Das Konzept verbindet eine kommunikationstheoretische Grundorientierung mit einem interdisziplinären Ansatz. Aufgrund dieser Grundorientierung wird Coaching als kommunikatives Handeln gesehen und demzufolge bilden kommunikative Kompetenzen (s.u. Coaching-Kompetenzen) einen Schwerpunkt im Ausbildungskonzept.

Die Ausbildung der Kompetenzen zum Coach und Supervisor erfolgt in Auseinandersetzung mit typischen Problembereichen moderner Arbeitsverhältnisse (Organisationsentwicklung, Teamarbeit, Projektmanagement, Führung, Werte, Politik, Macht, Interkulturalität, Arbeitsbelastung, Karriere, Work-Life-Balance, Gender), die in speziellen Modulen vertieft werden (Facetten moderner Arbeitswelt).

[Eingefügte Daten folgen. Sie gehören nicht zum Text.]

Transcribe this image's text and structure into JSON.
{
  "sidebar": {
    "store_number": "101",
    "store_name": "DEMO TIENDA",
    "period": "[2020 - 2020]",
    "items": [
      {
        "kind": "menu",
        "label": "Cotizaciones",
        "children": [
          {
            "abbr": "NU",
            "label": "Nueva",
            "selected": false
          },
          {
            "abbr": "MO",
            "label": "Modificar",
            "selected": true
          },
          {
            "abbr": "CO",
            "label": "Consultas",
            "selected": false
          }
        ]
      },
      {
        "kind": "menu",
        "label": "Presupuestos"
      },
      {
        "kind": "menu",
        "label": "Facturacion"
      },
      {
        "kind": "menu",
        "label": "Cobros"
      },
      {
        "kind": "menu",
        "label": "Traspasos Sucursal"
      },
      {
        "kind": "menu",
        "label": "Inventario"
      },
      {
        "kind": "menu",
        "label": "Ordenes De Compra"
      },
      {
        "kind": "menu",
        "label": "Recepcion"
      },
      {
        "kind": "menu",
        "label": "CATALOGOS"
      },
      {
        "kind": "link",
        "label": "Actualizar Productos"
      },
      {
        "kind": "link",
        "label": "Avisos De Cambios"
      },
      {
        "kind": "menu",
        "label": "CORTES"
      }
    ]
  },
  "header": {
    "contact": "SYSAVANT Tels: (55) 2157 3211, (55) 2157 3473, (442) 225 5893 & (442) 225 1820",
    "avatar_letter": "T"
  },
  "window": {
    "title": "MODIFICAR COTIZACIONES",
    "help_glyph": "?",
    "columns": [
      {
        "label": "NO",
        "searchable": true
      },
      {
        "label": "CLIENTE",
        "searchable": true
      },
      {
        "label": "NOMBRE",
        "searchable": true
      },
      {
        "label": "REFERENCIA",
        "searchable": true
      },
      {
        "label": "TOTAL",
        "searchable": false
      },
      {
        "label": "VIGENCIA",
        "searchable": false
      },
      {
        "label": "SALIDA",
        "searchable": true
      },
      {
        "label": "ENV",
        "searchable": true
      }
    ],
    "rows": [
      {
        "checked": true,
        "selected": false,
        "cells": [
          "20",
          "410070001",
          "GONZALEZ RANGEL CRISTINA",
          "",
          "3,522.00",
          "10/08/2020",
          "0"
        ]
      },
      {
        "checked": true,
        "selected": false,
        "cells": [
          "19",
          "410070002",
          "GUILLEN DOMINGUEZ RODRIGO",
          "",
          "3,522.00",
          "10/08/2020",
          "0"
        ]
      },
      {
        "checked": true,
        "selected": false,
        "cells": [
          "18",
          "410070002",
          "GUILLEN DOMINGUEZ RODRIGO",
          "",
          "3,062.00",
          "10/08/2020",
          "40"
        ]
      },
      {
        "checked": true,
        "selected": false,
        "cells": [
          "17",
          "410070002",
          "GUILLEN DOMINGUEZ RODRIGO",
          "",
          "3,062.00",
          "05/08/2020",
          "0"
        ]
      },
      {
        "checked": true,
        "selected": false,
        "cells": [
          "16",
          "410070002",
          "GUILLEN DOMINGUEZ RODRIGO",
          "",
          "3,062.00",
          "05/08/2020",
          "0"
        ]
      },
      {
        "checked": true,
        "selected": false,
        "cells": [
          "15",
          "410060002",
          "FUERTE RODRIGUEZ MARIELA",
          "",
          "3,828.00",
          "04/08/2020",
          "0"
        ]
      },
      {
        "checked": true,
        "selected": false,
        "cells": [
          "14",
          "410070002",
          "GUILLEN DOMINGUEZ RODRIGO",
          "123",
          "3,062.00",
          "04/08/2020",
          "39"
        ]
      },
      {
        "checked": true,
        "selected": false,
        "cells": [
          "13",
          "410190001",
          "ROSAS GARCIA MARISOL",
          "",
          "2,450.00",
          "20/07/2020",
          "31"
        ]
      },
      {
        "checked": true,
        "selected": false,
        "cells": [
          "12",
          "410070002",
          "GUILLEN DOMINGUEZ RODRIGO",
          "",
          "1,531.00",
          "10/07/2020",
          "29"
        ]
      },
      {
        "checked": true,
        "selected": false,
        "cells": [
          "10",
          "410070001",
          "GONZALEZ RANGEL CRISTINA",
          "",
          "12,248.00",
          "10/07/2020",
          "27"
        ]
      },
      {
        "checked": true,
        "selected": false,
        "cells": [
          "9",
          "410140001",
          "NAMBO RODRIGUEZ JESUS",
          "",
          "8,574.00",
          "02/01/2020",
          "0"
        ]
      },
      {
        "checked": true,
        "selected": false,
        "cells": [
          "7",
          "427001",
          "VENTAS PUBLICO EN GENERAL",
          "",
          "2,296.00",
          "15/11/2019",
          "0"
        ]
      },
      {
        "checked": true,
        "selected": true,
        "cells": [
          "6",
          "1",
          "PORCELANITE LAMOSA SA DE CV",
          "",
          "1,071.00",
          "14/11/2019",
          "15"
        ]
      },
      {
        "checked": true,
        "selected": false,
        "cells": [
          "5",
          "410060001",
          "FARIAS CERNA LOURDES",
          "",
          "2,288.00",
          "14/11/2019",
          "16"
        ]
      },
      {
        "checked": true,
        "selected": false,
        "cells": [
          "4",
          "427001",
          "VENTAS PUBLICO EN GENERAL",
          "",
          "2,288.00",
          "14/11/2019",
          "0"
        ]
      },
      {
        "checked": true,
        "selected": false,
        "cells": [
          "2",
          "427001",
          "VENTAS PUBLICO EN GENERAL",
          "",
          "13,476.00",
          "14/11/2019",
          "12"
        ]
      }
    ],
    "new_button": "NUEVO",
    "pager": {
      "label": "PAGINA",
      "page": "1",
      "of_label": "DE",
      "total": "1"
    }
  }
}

Die Kompetenzvermittlung basiert auf einem interdisziplinären pluralistischen Theorie-Ansatz, der unterschiedliche Theorien, Verfahren und Konzepte aus Psychotherapie, Kulturanthropologie, Ethnographie, Kommunikationstheorie, (Organisations-)Soziologie, sprachanalytischer Philosophie, Lebensphilosophie, ästhetischer Bildung und andere mehr umfasst. Diese Pluralität von Theorien und Konzepten soll es Ihnen erlauben, in Ihrer professionellen Coaching-Tätigkeit situationsangemessen und fallspezifisch aus einer Vielzahl von Handlungsmöglichkeiten und Vorgehensweisen auszuwählen.  

1. Prozesskompetenz

Sie werden in die Lage versetzt, Coaching-Prozesse professionell durchzuführen. Dazu gehören u.a. Gestaltung des Settings, Herstellung eines Arbeitsbündnisses, Auftragsklärung, Aufrechterhalten von Neutralität und vieles mehr.
Sie beherrschen die wesentlichen Qualifikationen kommunikativen Handelns in beraterischer Interaktion (zuhören können, fragen können, paraphrasieren können, moderieren können, erklären können, argumentieren können) und verstehen es, diese angemessen zu gestalten. Sie tun dies auf der Grundlage einer sich entwickelnden Haltung professionellen Coachings mit einem entsprechenden Rollen- und Professionsverständnis, Werthaltung  und ethischer Prinzipien.
Die Kompetenzen werden vor allem auf der Grundlage von kommunikationstheoretischen Untersuchungen und Theorien zu Zuhörerverhalten, Fragetechniken, Argumentationsweisen, Moderationsmethoden und Formen des Paraphrasierens vermittelt sowie der Literatur zu Ablauf und Formen von Coachingprozessen.

2. Klärungskompetenz

Sie lernen, Klienten in Coaching-Situationen zu einem vertieften Verständnis ihrer jeweiligen beruflichen Situation zu führen, ihre Haltungen und Gefühle zu spiegeln, Handlungszwänge und Blockaden herauszuarbeiten und zu lösen.
Klärungskompetenz wird vermittelt auf der Grundlage sprachanalytischer und sozialphilosophischer Verfahren, des klientenzentrierten und Gestalt-Ansatzes, des Konstruktivismus und ethnologischer Konzepte des Verstehens und Fremdverstehens.

3. Interventionskompetenz

Schwerpunkte der Interventionskompetenz sind unter anderem Klienten zu eigenen Zielfindungen anzuregen, Haltungen und Werte zu überdenken und festgefahrene Muster aufzulösen. Diese Kompetenzen werden auf der Grundlage systemischer, lösungsorientierter und sprachanalytischer Ansätze, Verfahren des Psychodramas, des Gestaltansatzes und der ratio-emotiven und Verhaltenstherapie vermittelt.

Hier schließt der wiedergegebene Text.